Asylum seekers refuse food in protest over conditions at direct provision centre

Residents say concerns over food, hygiene and living conditions are not being addressed

Asylum seekers, refugees and human rights supporters march from the Dáil to the Department of Justice  last yeas.  Residents  at Athlone direct provision centre say they do not receive enough food for children’s lunches or dinners and that families are paying for basic items out of their weekly allowances. Photograph: David Sleator/The Irish Times

Asylum seekers, refugees and human rights supporters march from the Dáil to the Department of Justice last yeas. Residents at Athlone direct provision centre say they do not receive enough food for children’s lunches or dinners and that families are paying for basic items out of their weekly allowances. Photograph: David Sleator/The Irish Times

Fri, Sep 5, 2014, 01:00

Asylum seekers in one of the biggest direct provision centres in the State are no longer accepting food in protest at conditions at the facility.

Athlone Accommodation Centre, a mobile home park which provides accommodation for more than 200 men, women and children, is operated by a commercial contractor on behalf of the State. Under the direct provision system, residents receive full board and accommodation and a weekly allowance of €19.10 a week.

Residents say ongoing concerns over food, hygiene and living conditions have not been addressed and that most asylum seekers have stopped accepting food since Tuesday.

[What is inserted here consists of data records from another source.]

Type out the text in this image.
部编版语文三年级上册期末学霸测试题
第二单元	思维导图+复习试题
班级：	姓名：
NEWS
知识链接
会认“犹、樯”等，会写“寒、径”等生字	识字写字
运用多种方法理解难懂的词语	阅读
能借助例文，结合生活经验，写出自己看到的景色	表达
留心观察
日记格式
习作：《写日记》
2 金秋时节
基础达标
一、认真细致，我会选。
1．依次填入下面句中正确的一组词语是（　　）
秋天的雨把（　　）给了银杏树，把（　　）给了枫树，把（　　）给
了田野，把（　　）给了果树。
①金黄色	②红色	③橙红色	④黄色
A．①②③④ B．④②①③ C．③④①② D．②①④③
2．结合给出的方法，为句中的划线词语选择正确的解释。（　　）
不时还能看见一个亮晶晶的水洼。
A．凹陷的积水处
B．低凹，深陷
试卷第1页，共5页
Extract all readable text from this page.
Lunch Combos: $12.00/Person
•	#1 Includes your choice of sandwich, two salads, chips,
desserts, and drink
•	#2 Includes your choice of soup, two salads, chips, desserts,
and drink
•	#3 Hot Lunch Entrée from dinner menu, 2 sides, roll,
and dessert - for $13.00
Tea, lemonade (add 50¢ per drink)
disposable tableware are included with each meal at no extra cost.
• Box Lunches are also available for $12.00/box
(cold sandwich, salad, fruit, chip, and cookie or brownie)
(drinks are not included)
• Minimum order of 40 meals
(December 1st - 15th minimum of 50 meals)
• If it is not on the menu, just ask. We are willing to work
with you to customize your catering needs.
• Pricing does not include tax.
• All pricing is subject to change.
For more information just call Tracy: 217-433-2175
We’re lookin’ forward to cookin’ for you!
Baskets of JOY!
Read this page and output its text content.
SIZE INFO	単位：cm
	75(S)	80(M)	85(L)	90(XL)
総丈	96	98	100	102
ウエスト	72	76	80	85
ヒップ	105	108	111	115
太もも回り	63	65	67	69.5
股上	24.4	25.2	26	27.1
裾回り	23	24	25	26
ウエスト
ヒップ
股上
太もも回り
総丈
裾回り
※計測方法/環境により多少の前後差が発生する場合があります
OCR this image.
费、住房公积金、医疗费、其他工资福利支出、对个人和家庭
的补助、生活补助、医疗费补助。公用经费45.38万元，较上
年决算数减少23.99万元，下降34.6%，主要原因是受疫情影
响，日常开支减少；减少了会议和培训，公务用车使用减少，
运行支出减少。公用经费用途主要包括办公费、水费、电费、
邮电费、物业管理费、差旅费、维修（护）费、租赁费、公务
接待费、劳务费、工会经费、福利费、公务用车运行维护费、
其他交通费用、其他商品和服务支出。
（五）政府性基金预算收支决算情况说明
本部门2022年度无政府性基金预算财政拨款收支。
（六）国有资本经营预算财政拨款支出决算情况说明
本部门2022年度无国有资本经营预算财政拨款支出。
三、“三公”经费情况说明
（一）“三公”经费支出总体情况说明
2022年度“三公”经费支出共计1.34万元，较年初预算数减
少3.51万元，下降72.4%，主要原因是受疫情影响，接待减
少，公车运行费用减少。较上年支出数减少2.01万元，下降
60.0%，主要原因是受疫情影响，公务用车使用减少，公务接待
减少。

The protest is due to continue tomorrow.

In a letter to management on August 3rd, residents say they do not receive enough food for children’s lunches or dinners and that families are paying for basic items out of their weekly allowances.

In addition, residents claim they do not receive basic cleaning products such as baby wipes for children and washing powder for clothes, which they say are provided in other centres for families. They say they did not receive a written response and their main concerns had not been resolved.

“We are doing this for our children,” said one resident, who declined to be named. “Many of us have been living here for years and can’t feed our families properly. The attitude of some staff is very negative. We’re spoken to as if we’re children or even had food thrown at us. Enough is enough.”

The centre is operated by Aramark, a Dublin-based catering and facilities management company. It is obliged to refer all media queries to the Reception and Integration Agency, the State body responsible for managing the direct provision system.

In a statement yesterday, the agency said management and residents in Athlone had long co-operated in seeking to resolve “issues which inevitably arise in centres, particularly one of this size, and to date their joint efforts have proved successful.” It said there had been several engagements between management and residents since the latest concerns were aired.

On foot of this, it said menus had been changed, fruit juices were now being provided and school lunches were also addressed, with different types of sandwiches , it said.

“This type of local interaction has always been to the benefit of residents and management and is fully supported by the Reception and Integration Agency.”

The tension at the heart of the latest dispute appears to be linked to an open-air barbecue planned by management over the summer, at which visitors were due to be invited. Residents, however, objected to being “put on show” and said the event would give a misleading example of their way of life. The event was cancelled at short notice on foot of what management told residents were anonymous phone calls warning of violent disruptions. A residents group said it was unaware of any such plans and it did not condone any form of violence.